Ranchers Can’t Beef About Generic Beef Ads
Those ranchers who had a beef about paying the government for generic advertising promoting beef had their First Amendment claims butchered by the Supreme Court.
In a 6-3 decision, the court said that promotions urging people to eat beef funded by a mandatory $1 a head tax on all cattle sold or imported into the United States was “governmental speech” exempt from First Amendment scrutiny.
The case was brought by several groups of cattlemen who objected to the $1 mandatory assessment and the advertising campaign best known for its slogan “Beef. It’s What’s for Dinner.” The cattlemen objected because the advertising was generic and did not distinguish between American ranchers’ grain-fed beef from grass-fed beef in imports. Both the trial court and the appellate courts declared the Beef Promotion and Research Act of 1985 unconstitutional because it required those objecting to contribute funds to speech to which they disagreed.
Justice Scalia, writing for the majority, found that the advertising campaign was authorized under the act passed by Congress that also set the $1 per head fee to pay for the advertising and other promotions of beef. Because of this congressional action, he determined that the advertisements were governmental speech. As a result, the cattlemen who opposed the campaign had no choice but to fund it since citizens “have no First Amendment right not to fund government speech.”

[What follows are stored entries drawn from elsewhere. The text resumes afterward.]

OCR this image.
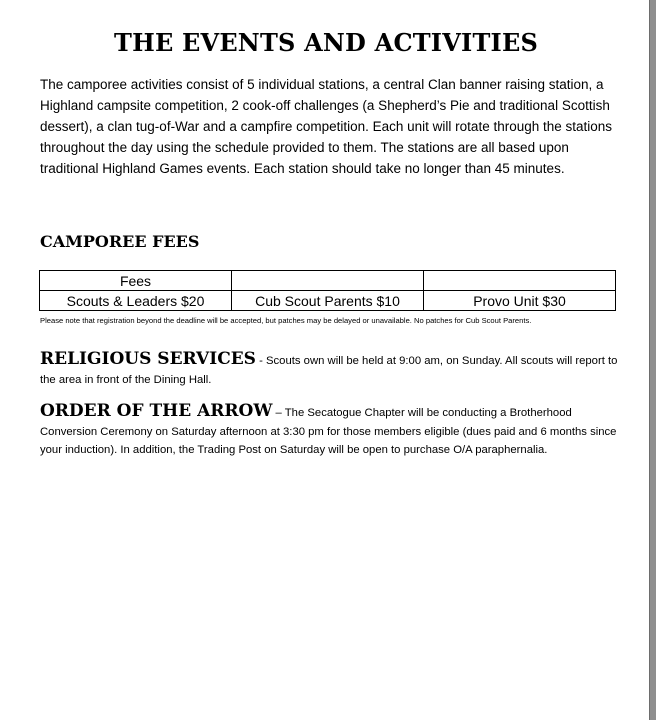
THE EVENTS AND ACTIVITIES

The camporee activities consist of 5 individual stations, a central Clan banner raising station, a Highland campsite competition, 2 cook-off challenges (a Shepherd’s Pie and traditional Scottish dessert), a clan tug-of-War and a campfire competition. Each unit will rotate through the stations throughout the day using the schedule provided to them. The stations are all based upon traditional Highland Games events. Each station should take no longer than 45 minutes.

CAMPOREE FEES
Fees		
Scouts & Leaders $20	Cub Scout Parents $10	Provo Unit $30

Please note that registration beyond the deadline will be accepted, but patches may be delayed or unavailable. No patches for Cub Scout Parents.

RELIGIOUS SERVICES - Scouts own will be held at 9:00 am, on Sunday. All scouts will report to the area in front of the Dining Hall.

ORDER OF THE ARROW – The Secatogue Chapter will be conducting a Brotherhood Conversion Ceremony on Saturday afternoon at 3:30 pm for those members eligible (dues paid and 6 months since your induction). In addition, the Trading Post on Saturday will be open to purchase O/A paraphernalia.
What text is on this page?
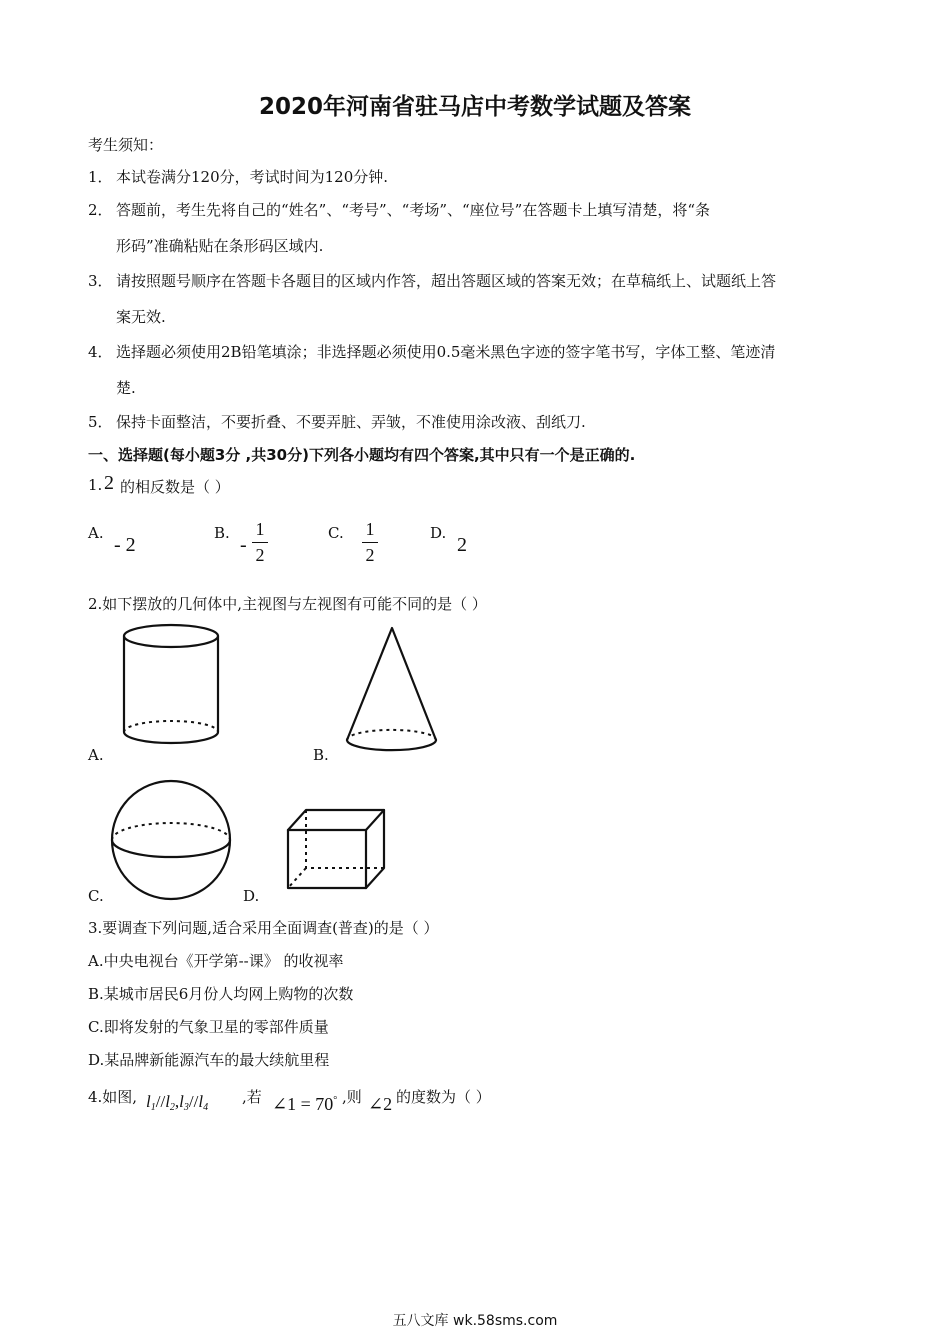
2020年河南省驻马店中考数学试题及答案
考生须知：
1． 本试卷满分120分，考试时间为120分钟.
2． 答题前，考生先将自己的“姓名”、“考号”、“考场”、“座位号”在答题卡上填写清楚，将“条
形码”准确粘贴在条形码区域内.
3． 请按照题号顺序在答题卡各题目的区域内作答，超出答题区域的答案无效；在草稿纸上、试题纸上答
案无效.
4． 选择题必须使用2B铅笔填涂；非选择题必须使用0.5毫米黑色字迹的签字笔书写，字体工整、笔迹清
楚.
5． 保持卡面整洁，不要折叠、不要弄脏、弄皱，不准使用涂改液、刮纸刀.
一、选择题(每小题3分 ,共30分)下列各小题均有四个答案,其中只有一个是正确的.
1. 2 的相反数是（ ）
A.
- 2
B.
-
1
2
C. 1
2
D.
2
2.如下摆放的几何体中,主视图与左视图有可能不同的是（ ）
A.	B.
C.	D.
3.要调查下列问题,适合采用全面调查(普查)的是（ ）
A.中央电视台《开学第--课》 的收视率
B.某城市居民6月份人均网上购物的次数
C.即将发射的气象卫星的零部件质量
D.某品牌新能源汽车的最大续航里程
4.如图, $l_1//l_2,l_3//l_4$
,若 ∠1 = 70° ,则 ∠2 的度数为（ ）
五八文库 wk.58sms.com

In a dissenting opinion, Justice Souter noted that the advertisements did not attribute the campaign to the government but rather to the “American Beef Producers” so that anyone hearing the advertising would not know that the government was behind it. “Why would a person reading a beef ad think Uncle Sam was trying to make him eat more steak? Given the circumstances, it is hard to see why anyone would suspect the Government was behind the message unless the message came out and said so.” Because of the failure to make the government accountable for the message, Justice Souter agreed with the Appellate Court that the Beef Act was unconstitutional. He said the speech could not be considered governmental speech unless the government “put that speech forward as its own.”
Johanns, Secretary of Agriculture et al. v. Livestock Marketing Association et al., No. 03-1164 (May 23, 2005).